Ce texte sera publié dans les actes du colloque “Jouer ou Apprendre ?”, qui s’est tenu au mois de mai à Chamonix. Mon intervention ayant été improvisée à partir de notes succinctes, ce texte en est une reconstruction a posteriori, qui s’éloigne sans doute parfois de ce qui a été effectivement dit – ou de ce que d’autres s’en rappellent. Je m’en excuse par avance.
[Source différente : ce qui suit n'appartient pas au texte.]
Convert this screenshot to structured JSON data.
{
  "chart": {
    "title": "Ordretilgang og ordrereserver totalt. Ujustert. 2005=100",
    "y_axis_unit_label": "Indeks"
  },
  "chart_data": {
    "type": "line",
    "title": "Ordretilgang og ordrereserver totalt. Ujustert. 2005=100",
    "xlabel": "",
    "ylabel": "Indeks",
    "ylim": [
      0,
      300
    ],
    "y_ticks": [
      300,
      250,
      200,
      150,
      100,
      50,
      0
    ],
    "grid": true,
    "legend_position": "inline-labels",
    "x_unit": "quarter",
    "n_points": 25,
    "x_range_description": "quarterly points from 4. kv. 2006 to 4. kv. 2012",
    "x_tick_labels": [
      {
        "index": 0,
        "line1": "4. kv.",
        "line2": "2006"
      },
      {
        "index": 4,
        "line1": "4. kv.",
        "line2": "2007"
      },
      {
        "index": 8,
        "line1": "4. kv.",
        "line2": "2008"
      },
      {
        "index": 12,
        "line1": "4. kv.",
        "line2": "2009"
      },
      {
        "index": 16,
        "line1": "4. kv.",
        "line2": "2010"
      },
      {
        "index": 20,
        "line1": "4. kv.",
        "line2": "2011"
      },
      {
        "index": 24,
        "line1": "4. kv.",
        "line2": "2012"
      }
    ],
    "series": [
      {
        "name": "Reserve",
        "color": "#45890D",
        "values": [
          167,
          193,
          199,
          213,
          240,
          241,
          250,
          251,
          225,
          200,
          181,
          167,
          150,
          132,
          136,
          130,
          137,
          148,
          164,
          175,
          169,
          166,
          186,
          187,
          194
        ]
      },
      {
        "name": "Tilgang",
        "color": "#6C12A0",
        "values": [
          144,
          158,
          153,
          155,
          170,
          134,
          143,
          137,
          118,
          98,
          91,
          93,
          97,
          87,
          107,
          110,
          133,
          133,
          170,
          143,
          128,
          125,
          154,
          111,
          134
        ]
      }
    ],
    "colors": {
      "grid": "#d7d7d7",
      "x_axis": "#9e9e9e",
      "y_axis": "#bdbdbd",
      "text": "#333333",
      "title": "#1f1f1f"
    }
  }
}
Historien, professeur d’économie et de sociologie en lycée, je suis aussi auteur de nombreux jeux de société, mais j’ai toujours pris grand soin de maintenir entre ces deux activités une frontière relativement étanche, de garder deux casquettes.
Mes élèves savent que je suis joueur, et auteur de jeux. Dans mes cours d’économie, je cite souvent comme exemple le marché du jeu, et les éditeurs de jeux de société, que je connais bien. Ils sont de bonnes illustrations des problèmes de saisonnalité, des calculs de coûts de production, des réflexions sur l’externalisation.
Je suis convaincu que l’histoire du jeu, encore très marginale, pourrait être plus développée – mes premiers travaux universitaires traitaient d’ailleurs de l’évolution des règles du jeu d’échecs, et – ce qui était encore plus amusant – des théories sur l’origine de ce jeu, au Moyen-Âge et à la Renaissance.
Le jeu est aussi un thème intéressant, souvent abordé bien qu’il ne soit pas en tant que tel dans les programmes, dans l’enseignement de la philosophie. Pascal, dont je reparlerai, passe très bien dans les classes de terminale.
Les enseignants de mathématique abordent certes ce qu’ils appellent la théorie des jeux, mais c’est en fait la théorie des choix, des décisions, de beaucoup  de choses qui sont loin d’être toujours des jeux.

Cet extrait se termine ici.